Suppose my dataset looks like:
[
{
_id: 1,
employeeId: "50052196",
name: "abc",
lastUpdatedOn: ISODate("2022-01-10T10:25:38.859+00:00")
},
{
_id: 2,
employeeId: "50052197",
name: "xyz",
lastUpdatedOn: ISODate("2022-01-17T10:25:38.859+00:00")
},
{
_id: 3,
employeeId: "50052198",
name: "pqr",
lastUpdatedOn: ISODate("2022-01-17T10:25:38.859+00:00")
},
{
_id: 4,
employeeId: "50052196",
name: "abc",
lastUpdatedOn: ISODate("2022-01-12T11:30:58.435+00:00")
},
{
_id: 5,
employeeId: "50052196",
name: "abc",
lastUpdatedOn: ISODate("2022-01-15T15:45:00.159+00:00")
}
]
In above dataset, employeeID : 50052196
is duplicate document which got inserted periodically along with field lastUpdatedOn
. As lastUpdatedOn
is nothing but record/document creation date.
Now, I want to keep the document having latest lastUpdatedOn value i.e. lastUpdatedOn:2022-01-15T15:45:00.159+00:00
for employeeID : 50052196
.
I have gone through MongoDB documentation and I found that we are not able to write delete query along with group by and sort operation Or if we choose Aggregate Pipeline then we are not able to delete documents inside aggregate.
I was checking the option of Bulk.find.remove()
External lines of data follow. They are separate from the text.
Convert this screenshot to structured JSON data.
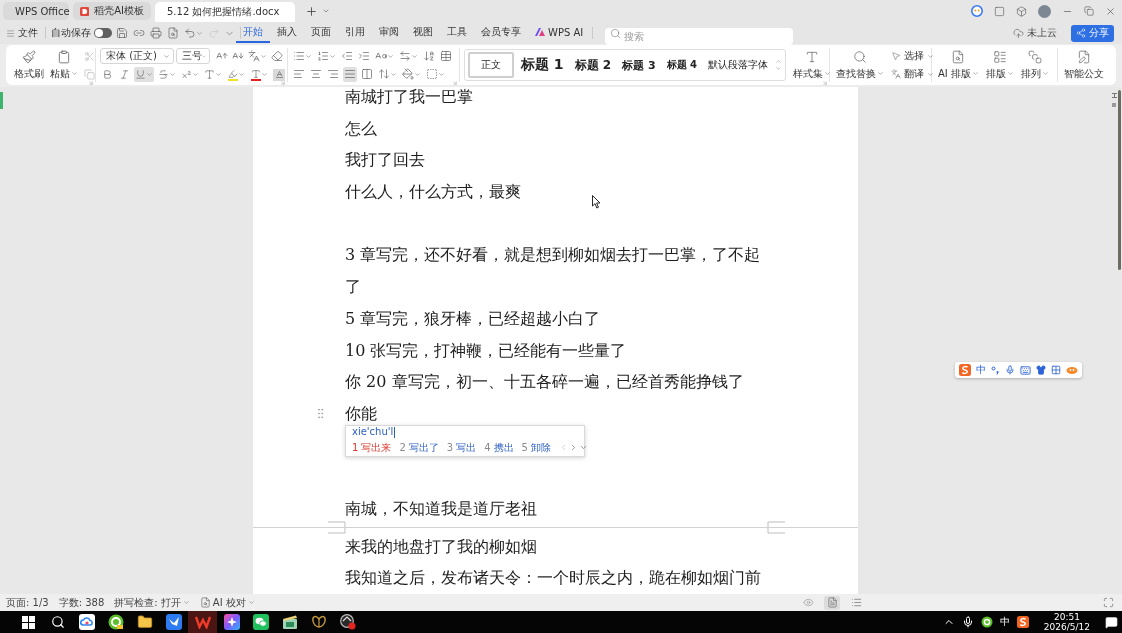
{
  "title_bar": {
    "tabs": [
      {
        "label": "WPS Office",
        "kind": "wps",
        "selected": false
      },
      {
        "label": "稻壳AI模板",
        "kind": "docer",
        "selected": false
      },
      {
        "label": "5.12 如何把握情绪.docx",
        "kind": "writer",
        "selected": true
      }
    ]
  },
  "quick_bar": {
    "file_menu": "文件",
    "autosave": {
      "label": "自动保存",
      "on": false
    },
    "history": [
      {
        "kind": "undo",
        "disabled": false
      },
      {
        "kind": "redo",
        "disabled": true
      }
    ]
  },
  "ribbon_tabs": [
    {
      "label": "开始",
      "kind": "text",
      "selected": true
    },
    {
      "label": "插入",
      "kind": "text",
      "selected": false
    },
    {
      "label": "页面",
      "kind": "text",
      "selected": false
    },
    {
      "label": "引用",
      "kind": "text",
      "selected": false
    },
    {
      "label": "审阅",
      "kind": "text",
      "selected": false
    },
    {
      "label": "视图",
      "kind": "text",
      "selected": false
    },
    {
      "label": "工具",
      "kind": "text",
      "selected": false
    },
    {
      "label": "会员专享",
      "kind": "text",
      "selected": false
    },
    {
      "label": "WPS AI",
      "kind": "ai",
      "selected": false
    }
  ],
  "search": {
    "placeholder": "搜索"
  },
  "cloud_status": "未上云",
  "share_button": "分享",
  "ribbon": {
    "clipboard": {
      "format_painter": "格式刷",
      "paste": "粘贴"
    },
    "font": {
      "family": "宋体 (正文)",
      "size": "三号",
      "toggles": [
        {
          "kind": "bold",
          "on": false
        },
        {
          "kind": "italic",
          "on": false
        },
        {
          "kind": "underline",
          "on": true
        }
      ]
    },
    "alignment": [
      {
        "kind": "left",
        "selected": false
      },
      {
        "kind": "center",
        "selected": false
      },
      {
        "kind": "right",
        "selected": false
      },
      {
        "kind": "justify",
        "selected": true
      },
      {
        "kind": "distributed",
        "selected": false
      }
    ],
    "styles": [
      {
        "label": "正文",
        "kind": "body",
        "selected": true
      },
      {
        "label": "标题 1",
        "kind": "heading1",
        "selected": false
      },
      {
        "label": "标题 2",
        "kind": "heading2",
        "selected": false
      },
      {
        "label": "标题 3",
        "kind": "heading3",
        "selected": false
      },
      {
        "label": "标题 4",
        "kind": "heading4",
        "selected": false
      },
      {
        "label": "默认段落字体",
        "kind": "plain",
        "selected": false
      }
    ],
    "style_set": "样式集",
    "find_replace": "查找替换",
    "select": "选择",
    "translate": "翻译",
    "ai_layout": "AI 排版",
    "layout": "排版",
    "arrange": "排列",
    "smart_document": "智能公文"
  },
  "document": {
    "pages": [
      {
        "lines": [
          {
            "kind": "text",
            "text": "南城打了我一巴掌"
          },
          {
            "kind": "text",
            "text": "怎么"
          },
          {
            "kind": "text",
            "text": "我打了回去"
          },
          {
            "kind": "text",
            "text": "什么人，什么方式，最爽"
          },
          {
            "kind": "blank"
          },
          {
            "kind": "text",
            "text": "3 章写完，还不好看，就是想到柳如烟去打一巴掌，了不起"
          },
          {
            "kind": "text",
            "text": "了"
          },
          {
            "kind": "text",
            "text": "5 章写完，狼牙棒，已经超越小白了"
          },
          {
            "kind": "text",
            "text": "10 张写完，打神鞭，已经能有一些量了"
          },
          {
            "kind": "text",
            "text": "你 20 章写完，初一、十五各碎一遍，已经首秀能挣钱了"
          },
          {
            "kind": "text",
            "text": "你能",
            "drag_handle": true,
            "ime_popup": {
              "composition": "xie'chu'l",
              "candidates": [
                {
                  "number": "1",
                  "text": "写出来",
                  "selected": true
                },
                {
                  "number": "2",
                  "text": "写出了",
                  "selected": false
                },
                {
                  "number": "3",
                  "text": "写出",
                  "selected": false
                },
                {
                  "number": "4",
                  "text": "携出",
                  "selected": false
                },
                {
                  "number": "5",
                  "text": "卸除",
                  "selected": false
                }
              ]
            }
          },
          {
            "kind": "blank"
          },
          {
            "kind": "blank"
          },
          {
            "kind": "text",
            "text": "南城，不知道我是道厅老祖"
          }
        ]
      },
      {
        "lines": [
          {
            "kind": "text",
            "text": "来我的地盘打了我的柳如烟"
          },
          {
            "kind": "text",
            "text": "我知道之后，发布诸天令：一个时辰之内，跪在柳如烟门前"
          }
        ]
      }
    ]
  },
  "ime_toolbar": {
    "mode": "中"
  },
  "status_bar": {
    "page": "页面: 1/3",
    "words": "字数: 388",
    "spell_check": "拼写检查: 打开",
    "proofread": "AI 校对"
  },
  "taskbar": {
    "apps": [
      {
        "kind": "cloud",
        "selected": false
      },
      {
        "kind": "browser",
        "selected": false
      },
      {
        "kind": "folder",
        "selected": false
      },
      {
        "kind": "bird",
        "selected": false
      },
      {
        "kind": "wps",
        "selected": true
      },
      {
        "kind": "sparkle",
        "selected": false
      },
      {
        "kind": "chat",
        "selected": false
      },
      {
        "kind": "media",
        "selected": false
      },
      {
        "kind": "butterfly",
        "selected": false
      },
      {
        "kind": "recorder",
        "selected": false
      }
    ],
    "input_mode": "中",
    "time": "20:51",
    "date": "2026/5/12"
  }
}
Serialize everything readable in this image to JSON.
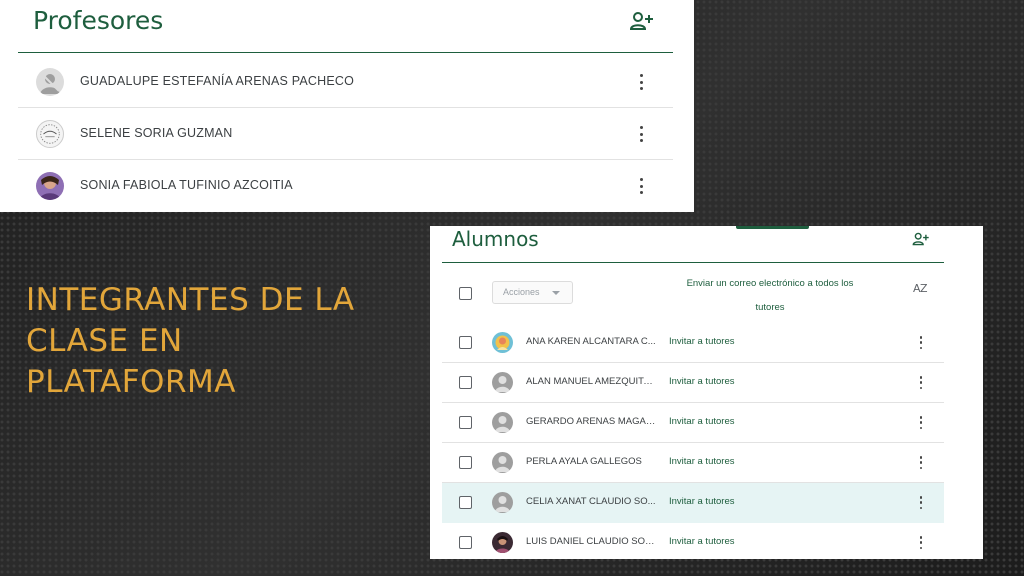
{
  "slide": {
    "heading_lines": [
      "INTEGRANTES DE LA",
      "CLASE EN",
      "PLATAFORMA"
    ],
    "heading_color": "#e2a63a"
  },
  "profesores": {
    "title": "Profesores",
    "add_icon": "person-add-icon",
    "teachers": [
      {
        "name": "GUADALUPE ESTEFANÍA ARENAS PACHECO",
        "avatar": "default-avatar"
      },
      {
        "name": "SELENE SORIA GUZMAN",
        "avatar": "photo-avatar"
      },
      {
        "name": "SONIA FABIOLA TUFINIO AZCOITIA",
        "avatar": "photo-avatar"
      }
    ]
  },
  "alumnos": {
    "title": "Alumnos",
    "add_icon": "person-add-icon",
    "actions_label": "Acciones",
    "email_link_line1": "Enviar un correo electrónico a todos los",
    "email_link_line2": "tutores",
    "sort_label": "AZ",
    "invite_label": "Invitar a tutores",
    "students": [
      {
        "name": "ANA KAREN ALCANTARA C...",
        "avatar": "photo-avatar"
      },
      {
        "name": "ALAN MANUEL AMEZQUITA ...",
        "avatar": "default-avatar"
      },
      {
        "name": "GERARDO ARENAS MAGAÑA",
        "avatar": "default-avatar"
      },
      {
        "name": "PERLA AYALA GALLEGOS",
        "avatar": "default-avatar"
      },
      {
        "name": "CELIA XANAT CLAUDIO SO...",
        "avatar": "default-avatar",
        "highlighted": true
      },
      {
        "name": "LUIS DANIEL CLAUDIO SOSA",
        "avatar": "photo-avatar"
      }
    ]
  },
  "colors": {
    "brand_green": "#1e5e3e",
    "row_highlight": "#e6f4f4"
  }
}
, but again I'm not able to figure out how to group the employeeId.
Another approach I had in mind, based on some condition, I will add one field i.e. isActive: true
. And using normal deleteMany()
operation I can delete isActive: false
documents. But as per policy I can not modify the documents.
The insertion operation in the collection is handled by third party-application, which we can not modify.
As the documents are larger in numbers, and I wanted to write a code which will be less time and resource consuming at the same time it should be adhering to best practices. Help is much appreciated. Can anyone please suggest me good option to tackle out this situation. Help is much appreciated.
NOTE: Same type of deletion code I have to write for multiple MongoDB collections. It is kind of clean-up script that I'm thinking of to write.
You can use whatever pipeline you want and add an $out stage at the end, this will overwrite the chosen collection.
for example:
db.collection.aggregate([
{
$sort: {
lastUpdatedOn: -1
}
},
{
$group: {
_id: "$employeeId",
root: {
$first: "$$ROOT"
}
}
},
{
$replaceRoot: {
newRoot: "$root"
}
},
{
$out: "collection"
}
])
Mongo Playground
A more controlled way in code, iterate user by user:
const userIds = await db.collection.distinct('employeeId');
for (let i = 0; i < userIds.length; i++) {
const userId = userIds[i];
const employeeRecords = await db.collection.find({ 'employeeId': userId }).sort({ lastUpdatedOn: -1 }).toArray();
employeeRecords.pop();
await db.collection.deleteMany({ _id: { $in: employeeRecords.map(v => v._id) } });
}
(this should run in parallel. It's written in a for loop for clarity)